Feature Request - Duplicate Management

Chris_Scott · August 18, 2021, 2:44pm

Maybe I missed it but it does not seem like there is duplicate management functionality. At least without formulas.

It would be great to be able to highlight a column of data and run a “remove duplicates” or “highlight duplicates” function via the context menu.

Is this possible?

paul-grist · August 18, 2021, 5:51pm

Hi @Chris_Scott, you’re right, managing duplicates currently depends on formulas, see for example: Ensure unique values or detect duplicates.

We do have plans to make it easier to avoid duplicates when importing new data into a document that already has data in it. Is that your situation?

Chris_Scott · August 18, 2021, 7:38pm

@paul-grist That is my ideal use case. Removal on import. An easier way to manage them once imported would also be great, but on import would be excellent!

alexmojaki · August 18, 2021, 10:00pm

If you create a summary table grouped by the column you want to deduplicate, then sort the summary table by descending count, all the duplicated values will be at the top.

You can then use linking to select the original table by the summary table, meaning that clicking a row in the summary table will show only the corresponding rows in the original table.

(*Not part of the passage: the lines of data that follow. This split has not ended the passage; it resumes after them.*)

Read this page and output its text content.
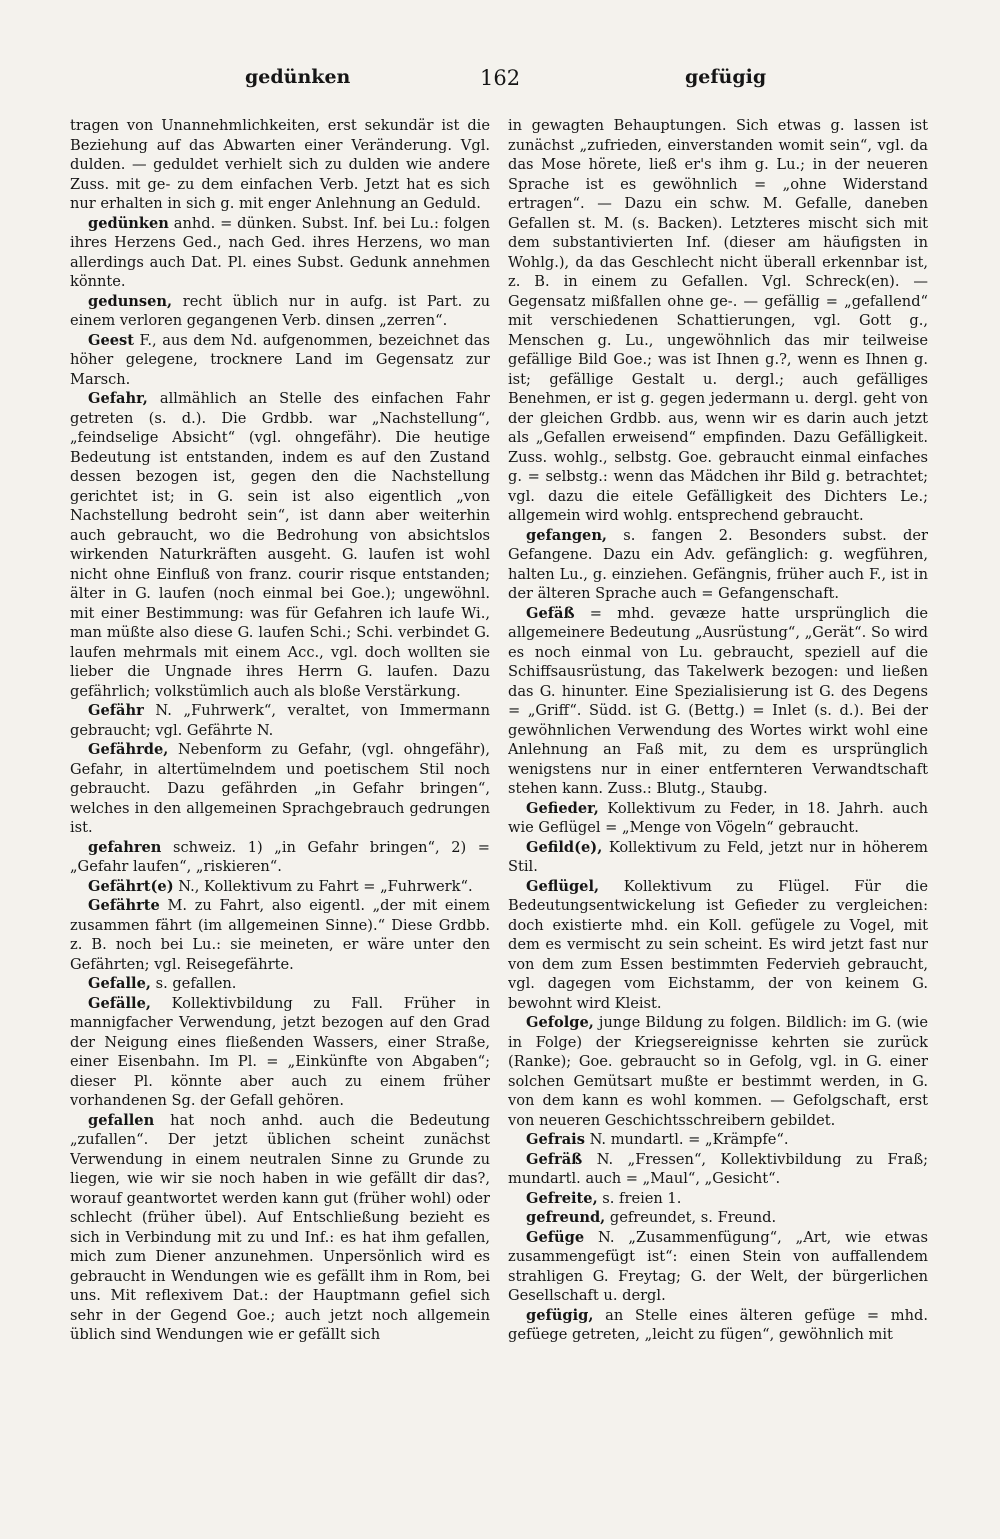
gedünken	162	gefügig

tragen von Unannehmlichkeiten, erst sekundär ist die Beziehung auf das Abwarten einer Veränderung. Vgl. dulden. — geduldet verhielt sich zu dulden wie andere Zuss. mit ge- zu dem einfachen Verb. Jetzt hat es sich nur erhalten in sich g. mit enger Anlehnung an Geduld.

gedünken anhd. = dünken. Subst. Inf. bei Lu.: folgen ihres Herzens Ged., nach Ged. ihres Herzens, wo man allerdings auch Dat. Pl. eines Subst. Gedunk annehmen könnte.

gedunsen, recht üblich nur in aufg. ist Part. zu einem verloren gegangenen Verb. dinsen „zerren“.

Geest F., aus dem Nd. aufgenommen, bezeichnet das höher gelegene, trocknere Land im Gegensatz zur Marsch.

Gefahr, allmählich an Stelle des einfachen Fahr getreten (s. d.). Die Grdbb. war „Nachstellung“, „feindselige Absicht“ (vgl. ohngefähr). Die heutige Bedeutung ist entstanden, indem es auf den Zustand dessen bezogen ist, gegen den die Nachstellung gerichtet ist; in G. sein ist also eigentlich „von Nachstellung bedroht sein“, ist dann aber weiterhin auch gebraucht, wo die Bedrohung von absichtslos wirkenden Naturkräften ausgeht. G. laufen ist wohl nicht ohne Einfluß von franz. courir risque entstanden; älter in G. laufen (noch einmal bei Goe.); ungewöhnl. mit einer Bestimmung: was für Gefahren ich laufe Wi., man müßte also diese G. laufen Schi.; Schi. verbindet G. laufen mehrmals mit einem Acc., vgl. doch wollten sie lieber die Ungnade ihres Herrn G. laufen. Dazu gefährlich; volkstümlich auch als bloße Verstärkung.

Gefähr N. „Fuhrwerk“, veraltet, von Immermann gebraucht; vgl. Gefährte N.

Gefährde, Nebenform zu Gefahr, (vgl. ohngefähr), Gefahr, in altertümelndem und poetischem Stil noch gebraucht. Dazu gefährden „in Gefahr bringen“, welches in den allgemeinen Sprachgebrauch gedrungen ist.

gefahren schweiz. 1) „in Gefahr bringen“, 2) = „Gefahr laufen“, „riskieren“.

Gefährt(e) N., Kollektivum zu Fahrt = „Fuhrwerk“.

Gefährte M. zu Fahrt, also eigentl. „der mit einem zusammen fährt (im allgemeinen Sinne).“ Diese Grdbb. z. B. noch bei Lu.: sie meineten, er wäre unter den Gefährten; vgl. Reisegefährte.

Gefalle, s. gefallen.

Gefälle, Kollektivbildung zu Fall. Früher in mannigfacher Verwendung, jetzt bezogen auf den Grad der Neigung eines fließenden Wassers, einer Straße, einer Eisenbahn. Im Pl. = „Einkünfte von Abgaben“; dieser Pl. könnte aber auch zu einem früher vorhandenen Sg. der Gefall gehören.

gefallen hat noch anhd. auch die Bedeutung „zufallen“. Der jetzt üblichen scheint zunächst Verwendung in einem neutralen Sinne zu Grunde zu liegen, wie wir sie noch haben in wie gefällt dir das?, worauf geantwortet werden kann gut (früher wohl) oder schlecht (früher übel). Auf Entschließung bezieht es sich in Verbindung mit zu und Inf.: es hat ihm gefallen, mich zum Diener anzunehmen. Unpersönlich wird es gebraucht in Wendungen wie es gefällt ihm in Rom, bei uns. Mit reflexivem Dat.: der Hauptmann gefiel sich sehr in der Gegend Goe.; auch jetzt noch allgemein üblich sind Wendungen wie er gefällt sich

in gewagten Behauptungen. Sich etwas g. lassen ist zunächst „zufrieden, einverstanden womit sein“, vgl. da das Mose hörete, ließ er's ihm g. Lu.; in der neueren Sprache ist es gewöhnlich = „ohne Widerstand ertragen“. — Dazu ein schw. M. Gefalle, daneben Gefallen st. M. (s. Backen). Letzteres mischt sich mit dem substantivierten Inf. (dieser am häufigsten in Wohlg.), da das Geschlecht nicht überall erkennbar ist, z. B. in einem zu Gefallen. Vgl. Schreck(en). — Gegensatz mißfallen ohne ge-. — gefällig = „gefallend“ mit verschiedenen Schattierungen, vgl. Gott g., Menschen g. Lu., ungewöhnlich das mir teilweise gefällige Bild Goe.; was ist Ihnen g.?, wenn es Ihnen g. ist; gefällige Gestalt u. dergl.; auch gefälliges Benehmen, er ist g. gegen jedermann u. dergl. geht von der gleichen Grdbb. aus, wenn wir es darin auch jetzt als „Gefallen erweisend“ empfinden. Dazu Gefälligkeit. Zuss. wohlg., selbstg. Goe. gebraucht einmal einfaches g. = selbstg.: wenn das Mädchen ihr Bild g. betrachtet; vgl. dazu die eitele Gefälligkeit des Dichters Le.; allgemein wird wohlg. entsprechend gebraucht.

gefangen, s. fangen 2. Besonders subst. der Gefangene. Dazu ein Adv. gefänglich: g. wegführen, halten Lu., g. einziehen. Gefängnis, früher auch F., ist in der älteren Sprache auch = Gefangenschaft.

Gefäß = mhd. gevæze hatte ursprünglich die allgemeinere Bedeutung „Ausrüstung“, „Gerät“. So wird es noch einmal von Lu. gebraucht, speziell auf die Schiffsausrüstung, das Takelwerk bezogen: und ließen das G. hinunter. Eine Spezialisierung ist G. des Degens = „Griff“. Südd. ist G. (Bettg.) = Inlet (s. d.). Bei der gewöhnlichen Verwendung des Wortes wirkt wohl eine Anlehnung an Faß mit, zu dem es ursprünglich wenigstens nur in einer entfernteren Verwandtschaft stehen kann. Zuss.: Blutg., Staubg.

Gefieder, Kollektivum zu Feder, in 18. Jahrh. auch wie Geflügel = „Menge von Vögeln“ gebraucht.

Gefild(e), Kollektivum zu Feld, jetzt nur in höherem Stil.

Geflügel, Kollektivum zu Flügel. Für die Bedeutungsentwickelung ist Gefieder zu vergleichen: doch existierte mhd. ein Koll. gefügele zu Vogel, mit dem es vermischt zu sein scheint. Es wird jetzt fast nur von dem zum Essen bestimmten Federvieh gebraucht, vgl. dagegen vom Eichstamm, der von keinem G. bewohnt wird Kleist.

Gefolge, junge Bildung zu folgen. Bildlich: im G. (wie in Folge) der Kriegsereignisse kehrten sie zurück (Ranke); Goe. gebraucht so in Gefolg, vgl. in G. einer solchen Gemütsart mußte er bestimmt werden, in G. von dem kann es wohl kommen. — Gefolgschaft, erst von neueren Geschichtsschreibern gebildet.

Gefrais N. mundartl. = „Krämpfe“.

Gefräß N. „Fressen“, Kollektivbildung zu Fraß; mundartl. auch = „Maul“, „Gesicht“.

Gefreite, s. freien 1.

gefreund, gefreundet, s. Freund.

Gefüge N. „Zusammenfügung“, „Art, wie etwas zusammengefügt ist“: einen Stein von auffallendem strahligen G. Freytag; G. der Welt, der bürgerlichen Gesellschaft u. dergl.

gefügig, an Stelle eines älteren gefüge = mhd. gefüege getreten, „leicht zu fügen“, gewöhnlich mit
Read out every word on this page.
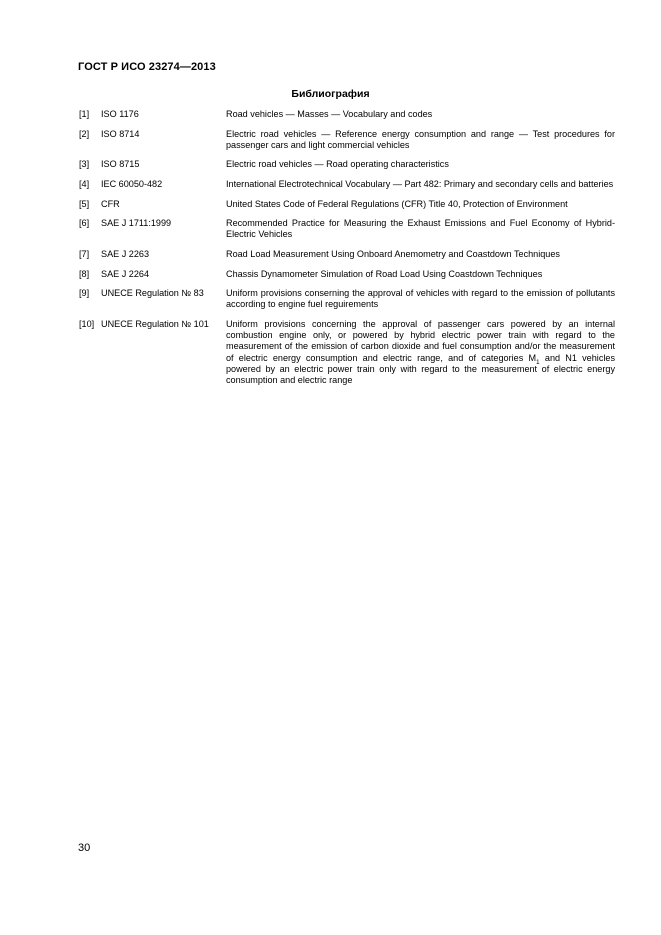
ГОСТ Р ИСО 23274—2013
Библиография
[1]	ISO 1176	Road vehicles — Masses — Vocabulary and codes
[2]	ISO 8714	Electric road vehicles — Reference energy consumption and range — Test procedures for passenger cars and light commercial vehicles
[3]	ISO 8715	Electric road vehicles — Road operating characteristics
[4]	IEC 60050-482	International Electrotechnical Vocabulary — Part 482: Primary and secondary cells and batteries
[5]	CFR	United States Code of Federal Regulations (CFR) Title 40, Protection of Environment
[6]	SAE J 1711:1999	Recommended Practice for Measuring the Exhaust Emissions and Fuel Economy of Hybrid-Electric Vehicles
[7]	SAE J 2263	Road Load Measurement Using Onboard Anemometry and Coastdown Techniques
[8]	SAE J 2264	Chassis Dynamometer Simulation of Road Load Using Coastdown Techniques
[9]	UNECE Regulation № 83	Uniform provisions conserning the approval of vehicles with regard to the emission of pollutants according to engine fuel reguirements
[10] UNECE Regulation № 101	Uniform provisions concerning the approval of passenger cars powered by an internal combustion engine only, or powered by hybrid electric power train with regard to the measurement of the emission of carbon dioxide and fuel consumption and/or the measurement of electric energy consumption and electric range, and of categories $M_1$ and N1 vehicles powered by an electric power train only with regard to the measurement of electric energy consumption and electric range
30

Automatically removing duplicates requires defining which rows get removed. What do you want to happen when you import data that already exists in the table? Keep the new row from the import (can you assume there’s only one?) or the existing one in Grist?

Chris_Scott · August 19, 2021, 3:57am

It seems to me that keeping the new one would make the most sense, at least in our case… But I can see that could actually vary. Could there be a way to have both options, and the user choose the one that makes the most sense at the time?

MaximilianKohler · October 26, 2024, 4:26am

My use case is removing duplicates from existing spreadsheets with more than a million rows.

The linked thread & tutorial is useful but it doesn’t look like it can find dupes across multiple pages/sheets. If you implement this feature, please make it able to do that.

For example, I may have 1-2 sheets with a million rows, and another with 5,000, and I’d want to remove the 5,000 from the other two sheets.